For most of the bread in this latter group — including our Sourdough loaves — mixing the ingredients leads to fermentation magic thanks to one crucial ingredient: our levains. Levain (or levain starters) is a leavening agent used to bake bread that’s made from a mixture of flour and water. Our levains are no exception with their mixture of all-natural yeast, flour, and water. 

What’s important to know is that the yeast is actually a living organism, feeding on the other ingredients. When the flour and water mix, the many starches in the flour begin to break down into simple natural sugars. These sugars are the perfect food for the yeast. Feasting on these sugars, the yeast goes on to produce carbon dioxide and a number of other byproducts like ethanol.

Dough multigrain bubbles

Cultivated over the length of many, many years, our levains each have their own unique profile. Different strains of yeast and different types of flours all affect the levain’s characteristics as the amount of carbon dioxide, ethanol, and other byproducts varies. It’s this variation that then goes on to affect the bread in our bakery and on your table.
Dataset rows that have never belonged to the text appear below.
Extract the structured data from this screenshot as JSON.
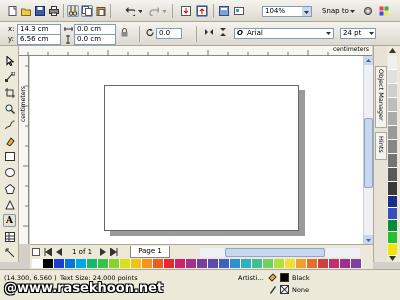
{
  "toolbar": {
    "zoom": "104%",
    "snap_to": "Snap to"
  },
  "property_bar": {
    "x_label": "x:",
    "x_value": "14.3 cm",
    "y_label": "y:",
    "y_value": "6.56 cm",
    "w_value": "0.0 cm",
    "h_value": "0.0 cm",
    "angle": "0.0",
    "font": "Arial",
    "font_size": "24 pt"
  },
  "ruler": {
    "unit": "centimeters"
  },
  "dockers": {
    "object_manager": "Object Manager",
    "hints": "Hints"
  },
  "page_nav": {
    "count": "1 of 1",
    "tab": "Page 1"
  },
  "status": {
    "coords": "(14.300, 6.560 )",
    "info": "Text Size: 24.000 points",
    "artistic": "Artisti...",
    "fill_name": "Black",
    "outline_name": "None"
  },
  "watermark": "@www.rasekhoon.net",
  "colors": {
    "accent": "#316ac5",
    "palette": [
      "#000000",
      "#808080",
      "#ff0000",
      "#ff8000",
      "#ffff00",
      "#00ff00",
      "#00ffff",
      "#0000ff",
      "#ff00ff",
      "#ffffff"
    ]
  }
}
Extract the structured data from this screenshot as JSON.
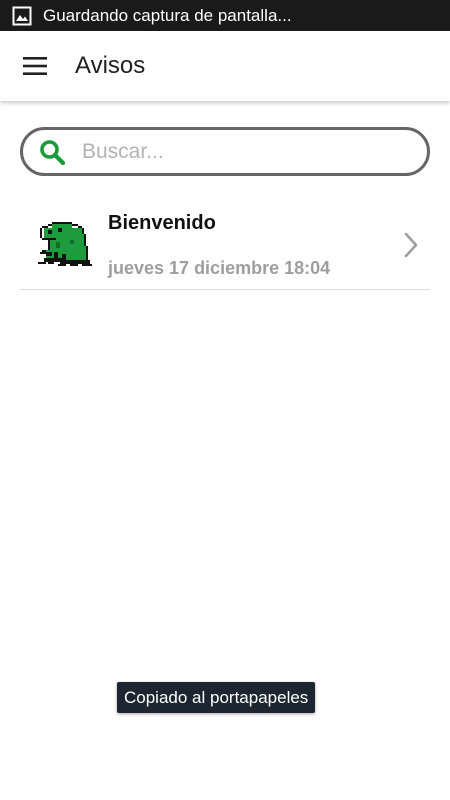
{
  "status_bar": {
    "notification_icon": "image-icon",
    "text": "Guardando captura de pantalla..."
  },
  "app_bar": {
    "menu_icon": "hamburger-menu-icon",
    "title": "Avisos"
  },
  "search": {
    "icon": "search-icon",
    "placeholder": "Buscar...",
    "value": ""
  },
  "notices": [
    {
      "icon": "frog-icon",
      "title": "Bienvenido",
      "date": "jueves 17 diciembre 18:04",
      "chevron": "chevron-right-icon"
    }
  ],
  "toast": {
    "text": "Copiado al portapapeles"
  },
  "colors": {
    "status_bar": "#1a1a1a",
    "accent_green": "#1a9a3a",
    "date_gray": "#9e9e9e",
    "toast_bg": "#1c2530"
  }
}
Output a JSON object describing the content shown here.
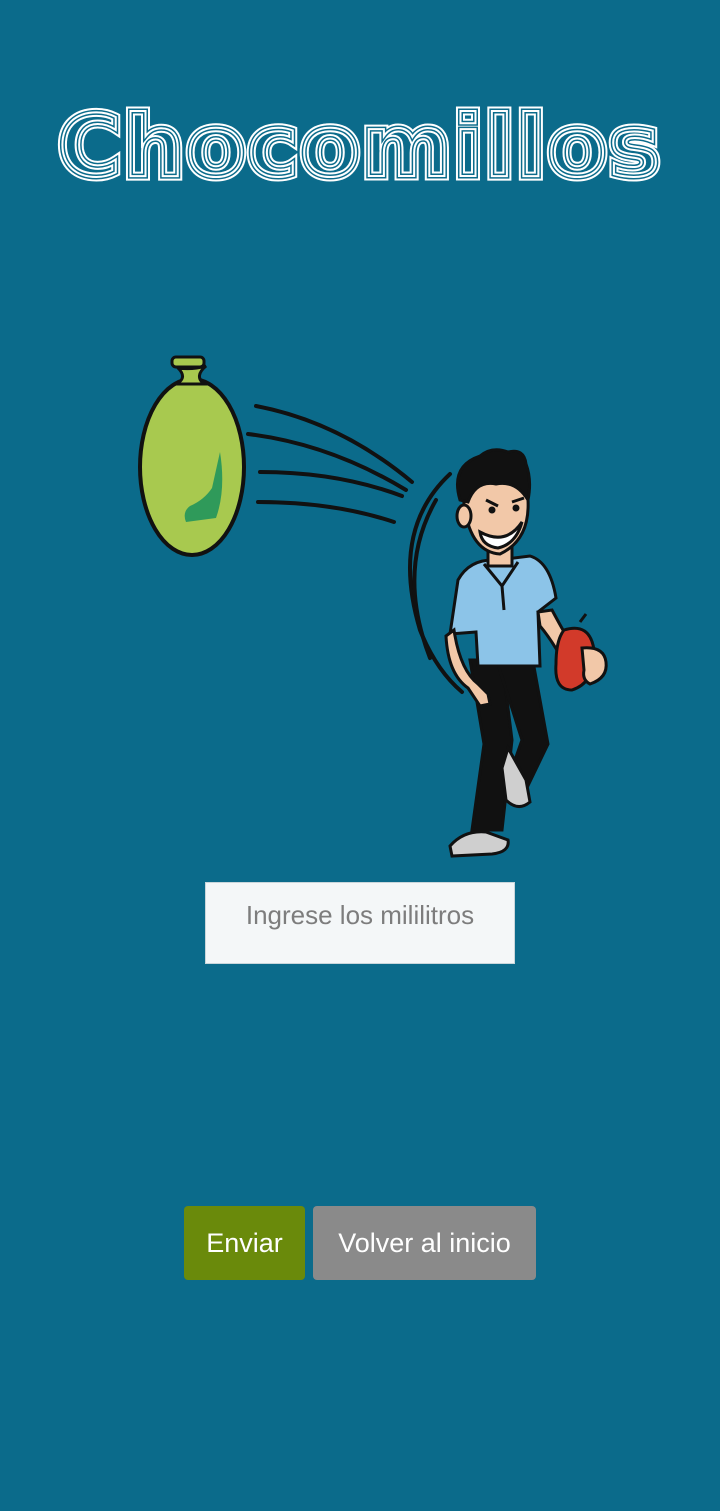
{
  "app": {
    "title": "Chocomillos"
  },
  "form": {
    "ml_placeholder": "Ingrese los mililitros",
    "ml_value": ""
  },
  "actions": {
    "send_label": "Enviar",
    "home_label": "Volver al inicio"
  },
  "colors": {
    "background": "#0b6b8b",
    "send_button": "#6a8a0b",
    "home_button": "#8a8a8a",
    "title": "#ffffff"
  },
  "illustration": {
    "icon": "man-throwing-water-balloon-icon"
  }
}
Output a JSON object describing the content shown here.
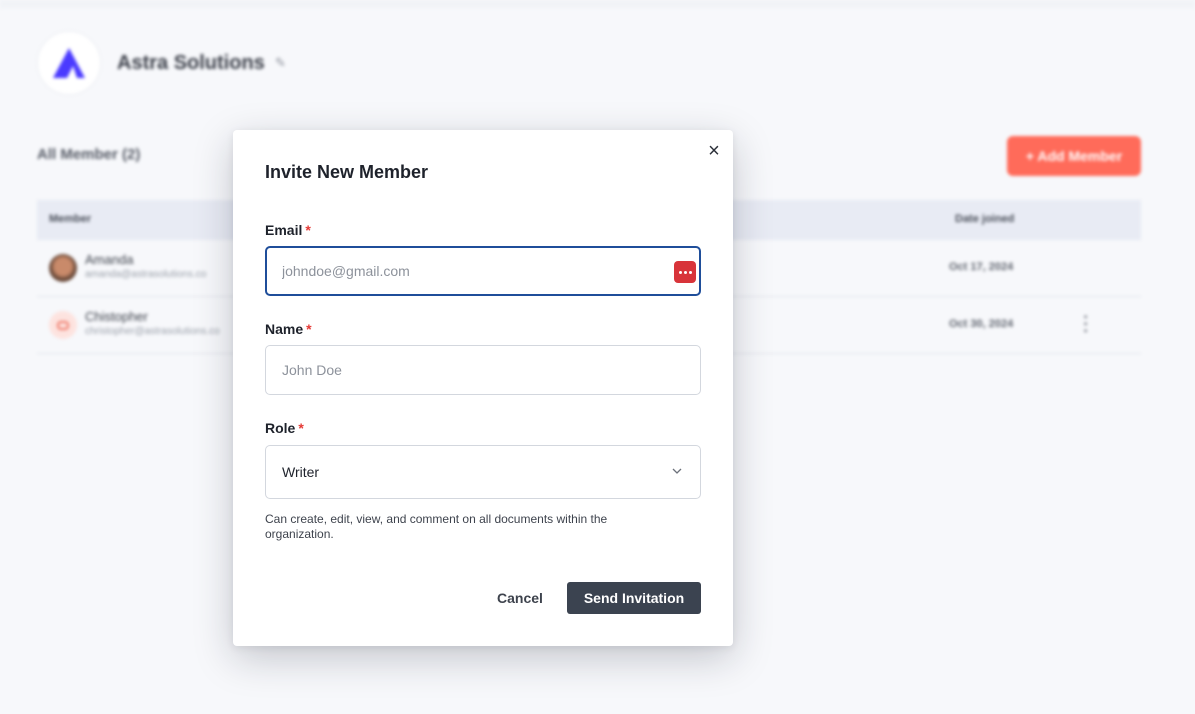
{
  "organization": {
    "name": "Astra Solutions",
    "logo_icon": "astra-logo",
    "edit_icon": "pencil-icon"
  },
  "members": {
    "title": "All Member (2)",
    "add_button_label": "+ Add Member",
    "columns": {
      "member": "Member",
      "date_joined": "Date joined"
    },
    "rows": [
      {
        "name": "Amanda",
        "email": "amanda@astrasolutions.co",
        "date_joined": "Oct 17, 2024"
      },
      {
        "name": "Chistopher",
        "email": "christopher@astrasolutions.co",
        "date_joined": "Oct 30, 2024"
      }
    ]
  },
  "modal": {
    "title": "Invite New Member",
    "close_label": "×",
    "email": {
      "label": "Email",
      "required_mark": "*",
      "value": "",
      "placeholder": "johndoe@gmail.com"
    },
    "name": {
      "label": "Name",
      "required_mark": "*",
      "value": "",
      "placeholder": "John Doe"
    },
    "role": {
      "label": "Role",
      "required_mark": "*",
      "value": "Writer"
    },
    "role_help": "Can create, edit, view, and comment on all documents within the organization.",
    "cancel_label": "Cancel",
    "send_label": "Send Invitation"
  },
  "colors": {
    "accent": "#ff6b5a",
    "primary_button": "#3b4350",
    "focus_border": "#1f4e9a",
    "required": "#e53935",
    "password_manager": "#d8343a",
    "logo": "#4a3aff"
  }
}
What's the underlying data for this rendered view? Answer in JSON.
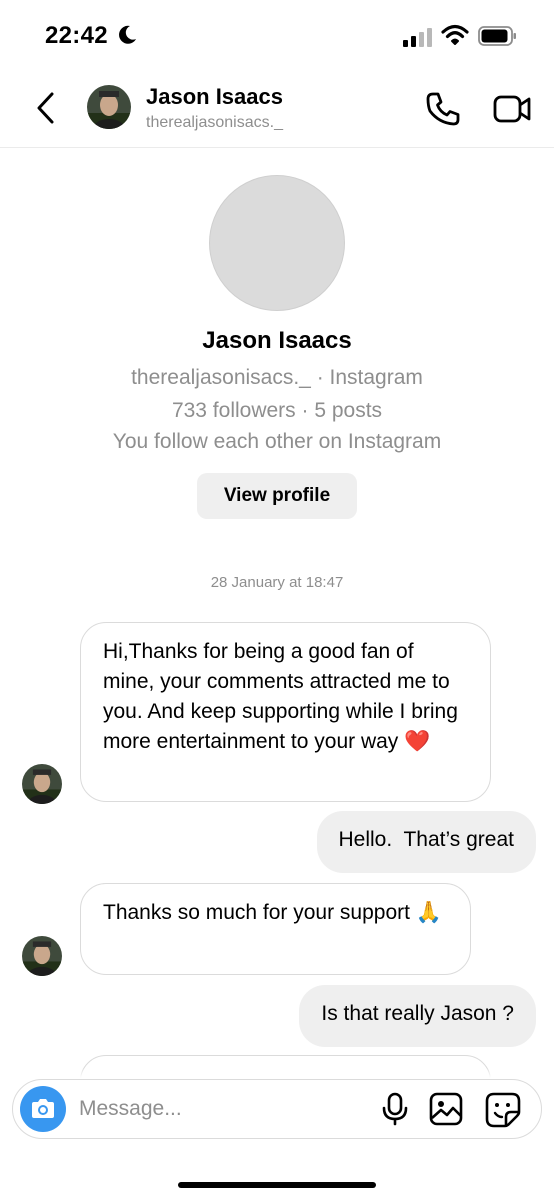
{
  "status_bar": {
    "time": "22:42",
    "icons": [
      "moon-icon",
      "signal-icon",
      "wifi-icon",
      "battery-icon"
    ]
  },
  "header": {
    "name": "Jason Isaacs",
    "username": "therealjasonisacs._",
    "icons": [
      "back-icon",
      "call-icon",
      "video-call-icon"
    ]
  },
  "profile": {
    "name": "Jason Isaacs",
    "subtitle": "therealjasonisacs._ · Instagram",
    "stats": "733 followers · 5 posts",
    "mutual": "You follow each other on Instagram",
    "view_profile_label": "View profile"
  },
  "thread": {
    "timestamp": "28 January at 18:47",
    "messages": [
      {
        "from": "them",
        "text": "Hi,Thanks for being a good fan of mine, your comments attracted me to you. And keep supporting while I bring more entertainment to your way ❤️"
      },
      {
        "from": "me",
        "text": "Hello.  That’s great"
      },
      {
        "from": "them",
        "text": "Thanks so much for your support 🙏"
      },
      {
        "from": "me",
        "text": "Is that really Jason ?"
      },
      {
        "from": "them",
        "text": ""
      }
    ]
  },
  "composer": {
    "placeholder": "Message...",
    "icons": [
      "camera-icon",
      "microphone-icon",
      "gallery-icon",
      "sticker-icon"
    ]
  },
  "colors": {
    "accent": "#3897f0",
    "outgoing_bubble": "#efefef",
    "incoming_border": "#dbdbdb",
    "secondary_text": "#8e8e8e",
    "heart": "#e0245e"
  }
}
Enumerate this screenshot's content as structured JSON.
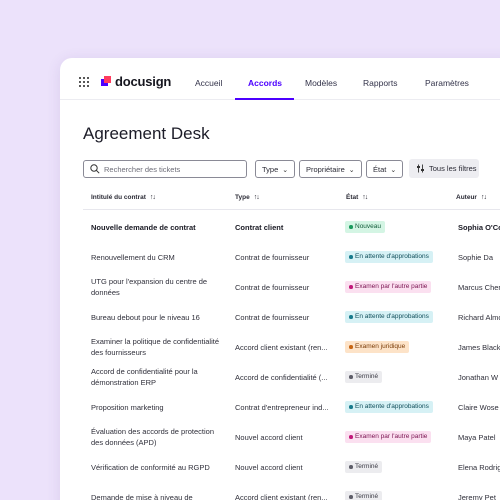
{
  "app": {
    "logo_text": "docusign"
  },
  "nav": [
    {
      "label": "Accueil",
      "active": false
    },
    {
      "label": "Accords",
      "active": true
    },
    {
      "label": "Modèles",
      "active": false
    },
    {
      "label": "Rapports",
      "active": false
    },
    {
      "label": "Paramètres",
      "active": false
    }
  ],
  "page": {
    "title": "Agreement Desk"
  },
  "search": {
    "placeholder": "Rechercher des tickets"
  },
  "filters": {
    "type": "Type",
    "owner": "Propriétaire",
    "state": "État",
    "all": "Tous les filtres"
  },
  "table": {
    "columns": [
      "Intitulé du contrat",
      "Type",
      "État",
      "Auteur"
    ],
    "rows": [
      {
        "title": "Nouvelle demande de contrat",
        "type": "Contrat client",
        "status": "Nouveau",
        "status_kind": "green",
        "author": "Sophia O'Co"
      },
      {
        "title": "Renouvellement du CRM",
        "type": "Contrat de fournisseur",
        "status": "En attente d'approbations",
        "status_kind": "teal",
        "author": "Sophie Da"
      },
      {
        "title": "UTG pour l'expansion du centre de données",
        "type": "Contrat de fournisseur",
        "status": "Examen par l'autre partie",
        "status_kind": "pink",
        "author": "Marcus Cher"
      },
      {
        "title": "Bureau debout pour le niveau 16",
        "type": "Contrat de fournisseur",
        "status": "En attente d'approbations",
        "status_kind": "teal",
        "author": "Richard Almo"
      },
      {
        "title": "Examiner la politique de confidentialité des fournisseurs",
        "type": "Accord client existant (ren...",
        "status": "Examen juridique",
        "status_kind": "orange",
        "author": "James Black"
      },
      {
        "title": "Accord de confidentialité pour la démonstration ERP",
        "type": "Accord de confidentialité (...",
        "status": "Terminé",
        "status_kind": "grey",
        "author": "Jonathan W"
      },
      {
        "title": "Proposition marketing",
        "type": "Contrat d'entrepreneur ind...",
        "status": "En attente d'approbations",
        "status_kind": "teal",
        "author": "Claire Wose"
      },
      {
        "title": "Évaluation des accords de protection des données (APD)",
        "type": "Nouvel accord client",
        "status": "Examen par l'autre partie",
        "status_kind": "pink",
        "author": "Maya Patel"
      },
      {
        "title": "Vérification de conformité au RGPD",
        "type": "Nouvel accord client",
        "status": "Terminé",
        "status_kind": "grey",
        "author": "Elena Rodrig"
      },
      {
        "title": "Demande de mise à niveau de",
        "type": "Accord client existant (ren...",
        "status": "Terminé",
        "status_kind": "grey",
        "author": "Jeremy Pet"
      }
    ]
  },
  "status_colors": {
    "green": {
      "bg": "#d4f5e4",
      "dot": "#1a9a5c",
      "text": "#135c3a"
    },
    "teal": {
      "bg": "#d6f1f5",
      "dot": "#177a8c",
      "text": "#0f4d59"
    },
    "pink": {
      "bg": "#fbe0f0",
      "dot": "#c2187a",
      "text": "#7a1250"
    },
    "orange": {
      "bg": "#fde3c8",
      "dot": "#c76512",
      "text": "#7a3c08"
    },
    "grey": {
      "bg": "#ececef",
      "dot": "#5d5d68",
      "text": "#3b3b45"
    }
  },
  "colors": {
    "accent": "#4c00ff",
    "background": "#ece2fb"
  }
}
To start, the carbon dioxide that yeast produces is the very reason we add levain to so many of our breads. This carbon dioxide gets trapped in the dough as small bubbles. However, with enough yeast, flour, and time, these bubbles add up, multiplying the volume of the dough. Not only does this increase the bread’s overall volume, but this also creates the airy structure you can see when you slice open one of our loaves.

Moving on to the flavor side of things, the many other byproducts of the yeast’s fermentation process can contribute to the final loaf’s flavor profile. From the classic tanginess of sourdough bread to more subtle flavors, the levain we add to our dough transforms our bread.

All these transformations happen before our artisan bakers even shape the individual loaves or put them in the oven to bake. And they all happen thanks to the wonderful natural levains we use at our bakery.